No one is happy these days with how we die in America. In just the past few months, we’ve received reminders of that sad reality. In September 2014, the Institute of Medicine came out with its report Dying in America: Improving Quality and Honoring Individual Preferences Near the End of Life, and in October, Dr. Atul Gawande published Being Mortal: Medicine & What Matters in the End to much acclaim. Each of these works describes our society’s—and in particular the medical care system’s—failure to provide people with meaningful choices and support regarding the care they receive at the end of their lives.
While certainly not the only culprit in this woeful state of affairs, the law undeniably plays a significant role in shaping practices surrounding end-of-life choices. The latest article by Lois Shepherd, The End of End-of-Life Law, seeks to reorient how we think about the law’s approach to medical decisions made near the end of life. Shepherd has thought and written about dying and the law for years, and in this latest article she argues that the law should approach questions about end-of-life care in the same way it approaches other important medical choices, without “special laws, special burdens of proof, or unique requirements for documentation.” As she points out, decisions made at the end of life are not the only medical decisions that are important and permanent, with potentially irrevocable consequences. The touchstone for all these decisions, according to Shepherd, should be respect and care for patients and their families, and our legal framework should help rather than hinder that focus.

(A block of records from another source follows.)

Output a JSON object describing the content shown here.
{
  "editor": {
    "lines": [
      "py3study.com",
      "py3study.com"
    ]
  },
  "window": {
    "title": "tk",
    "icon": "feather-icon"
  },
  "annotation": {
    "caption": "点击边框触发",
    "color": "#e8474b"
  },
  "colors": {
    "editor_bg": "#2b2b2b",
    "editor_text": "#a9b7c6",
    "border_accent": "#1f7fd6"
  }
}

The article starts with a helpful summary of the existing legal approach to end-of-life decision-making (an approach synthesizing statutes and case law from fifty states and supplemented by federal laws and payment systems), and then it recommends that we jettison this elaborate structure. In the section titled “Even if you do everything right, the law is still a problem,” Shepherd recounts in some detail the stories of two cases that illustrate some of the many problems with the existing framework. To be clear, her point is not that the law is either too permissive or too stingy in permitting the termination of treatment; instead her point is that the law—with its obsession with documentation, formalities, and rigid priorities—too often proves uncaring and disrespectful of the true needs and interests of patients and their families.

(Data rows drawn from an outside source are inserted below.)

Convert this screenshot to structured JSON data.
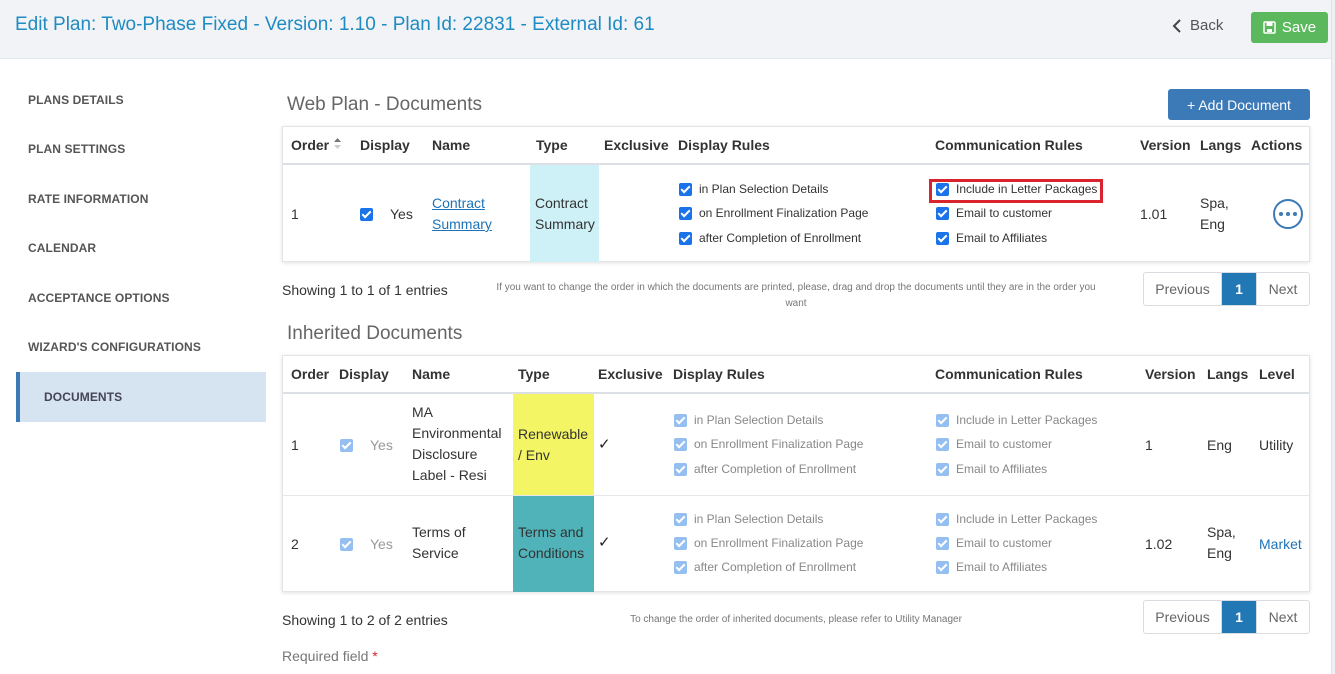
{
  "header": {
    "title": "Edit Plan: Two-Phase Fixed - Version: 1.10 - Plan Id: 22831 - External Id: 61",
    "back_label": "Back",
    "save_label": "Save"
  },
  "sidebar": {
    "items": [
      {
        "label": "PLANS DETAILS"
      },
      {
        "label": "PLAN SETTINGS"
      },
      {
        "label": "RATE INFORMATION"
      },
      {
        "label": "CALENDAR"
      },
      {
        "label": "ACCEPTANCE OPTIONS"
      },
      {
        "label": "WIZARD'S CONFIGURATIONS"
      },
      {
        "label": "DOCUMENTS",
        "active": true
      }
    ]
  },
  "web_docs": {
    "title": "Web Plan - Documents",
    "add_label": "+ Add Document",
    "columns": [
      "Order",
      "Display",
      "Name",
      "Type",
      "Exclusive",
      "Display Rules",
      "Communication Rules",
      "Version",
      "Langs",
      "Actions"
    ],
    "rows": [
      {
        "order": "1",
        "display": "Yes",
        "name_line1": "Contract",
        "name_line2": "Summary",
        "type_line1": "Contract",
        "type_line2": "Summary",
        "type_color": "#cdf1f6",
        "display_rules": [
          "in Plan Selection Details",
          "on Enrollment Finalization Page",
          "after Completion of Enrollment"
        ],
        "comm_rules": [
          "Include in Letter Packages",
          "Email to customer",
          "Email to Affiliates"
        ],
        "version": "1.01",
        "langs_line1": "Spa,",
        "langs_line2": "Eng"
      }
    ],
    "showing": "Showing 1 to 1 of 1 entries",
    "note": "If you want to change the order in which the documents are printed, please, drag and drop the documents until they are in the order you want",
    "pager": {
      "previous": "Previous",
      "current": "1",
      "next": "Next"
    }
  },
  "inherited_docs": {
    "title": "Inherited Documents",
    "columns": [
      "Order",
      "Display",
      "Name",
      "Type",
      "Exclusive",
      "Display Rules",
      "Communication Rules",
      "Version",
      "Langs",
      "Level"
    ],
    "rows": [
      {
        "order": "1",
        "display": "Yes",
        "name_lines": [
          "MA",
          "Environmental",
          "Disclosure",
          "Label - Resi"
        ],
        "type_line1": "Renewable",
        "type_line2": "/ Env",
        "type_color": "#f3f564",
        "exclusive": "✓",
        "display_rules": [
          "in Plan Selection Details",
          "on Enrollment Finalization Page",
          "after Completion of Enrollment"
        ],
        "comm_rules": [
          "Include in Letter Packages",
          "Email to customer",
          "Email to Affiliates"
        ],
        "version": "1",
        "langs_line1": "Eng",
        "level": "Utility"
      },
      {
        "order": "2",
        "display": "Yes",
        "name_lines": [
          "Terms of",
          "Service"
        ],
        "type_line1": "Terms and",
        "type_line2": "Conditions",
        "type_color": "#4fb3b9",
        "exclusive": "✓",
        "display_rules": [
          "in Plan Selection Details",
          "on Enrollment Finalization Page",
          "after Completion of Enrollment"
        ],
        "comm_rules": [
          "Include in Letter Packages",
          "Email to customer",
          "Email to Affiliates"
        ],
        "version": "1.02",
        "langs_line1": "Spa,",
        "langs_line2": "Eng",
        "level": "Market"
      }
    ],
    "showing": "Showing 1 to 2 of 2 entries",
    "note": "To change the order of inherited documents, please refer to Utility Manager",
    "pager": {
      "previous": "Previous",
      "current": "1",
      "next": "Next"
    }
  },
  "footer": {
    "required_label": "Required field",
    "required_star": "*"
  },
  "icons": {
    "back": "chevron-left-icon",
    "save": "floppy-disk-icon",
    "sort": "sort-icon",
    "actions": "ellipsis-icon",
    "check": "checkmark-icon"
  },
  "colors": {
    "accent": "#1e8bc3",
    "primary": "#3b79b7",
    "success": "#5cb85c",
    "highlight": "#d9232d"
  }
}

To remedy the situation, Shepherd describes eight general principles that should guide the law relating to important medical decisions, whether or not they are usually described as end-of-life decisions. Several common themes emerge from this list of principles: The law should enhance, not obstruct, the ability of patients and their families to reach and implement choices consonant with the patient’s interests and values, even when the patient has failed to engage in any advance care planning. Communication about health care decisions should be encouraged. Decisions should not be rushed. It should be simple to appoint a health care agent with broad decision-making authority. Yet despite a general reluctance to see “more and better drafted laws” as the cure for existing problems, Shepherd is resolute that the law should include protections tailored to some patients’ particular vulnerabilities and provide a forum for resolving cases where irreconcilable disagreements among patients, families, and providers arise.

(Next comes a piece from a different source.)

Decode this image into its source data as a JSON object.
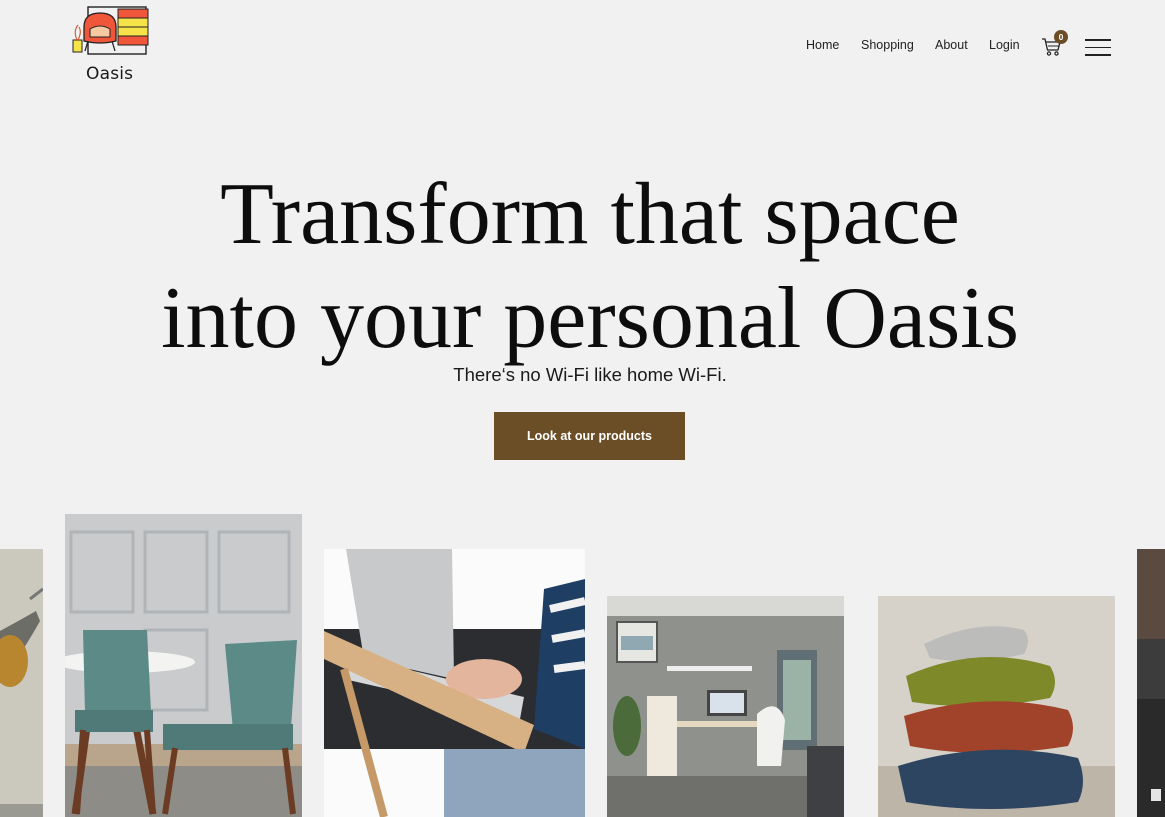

A critic might chide Shepherd for failing to present any kind of roadmap for turning her general principles into a legal reform proposal or to detail the challenges that any attempt at reform would encounter, but those are not her project. Shepherd’s goal, as I understand it, is to describe the key characteristics of a legal approach to important health care decisions that prioritizes care and respect for patients and their families. In short, she is prodding us think carefully and anew about what the ultimate goals for laws governing medical decision-making should be. To borrow the oft-quoted phrase from Stephen Covey’s The 7 Habits of Highly Effective People, she is reminding us to “begin with the end in mind.” That’s good advice, particularly since the “thick and sometimes impenetrable end-of-life legal apparatus” that exists today is the product of multiple, uncoordinated attempts over the past four decades to fix discrete problems that arose as technology advanced and ideologies advanced or receded. One could argue that we got where we are today by proceeding without a clear and overarching end in mind.
Of course, “beginning with the end in mind” has dual meanings here. In reviewing Being Mortal for The Guardian, Gavin Francis wrote: “The message resounding through [the book] is that our lives have narrative – we all want to be the authors of our own stories, and in stories endings matter. Doctors and other clinicians have to get better at helping people with their endings. …” The law needs to get better at helping people with their endings as well, and The End of End-of-Life Law provides a wonderful contribution to that project.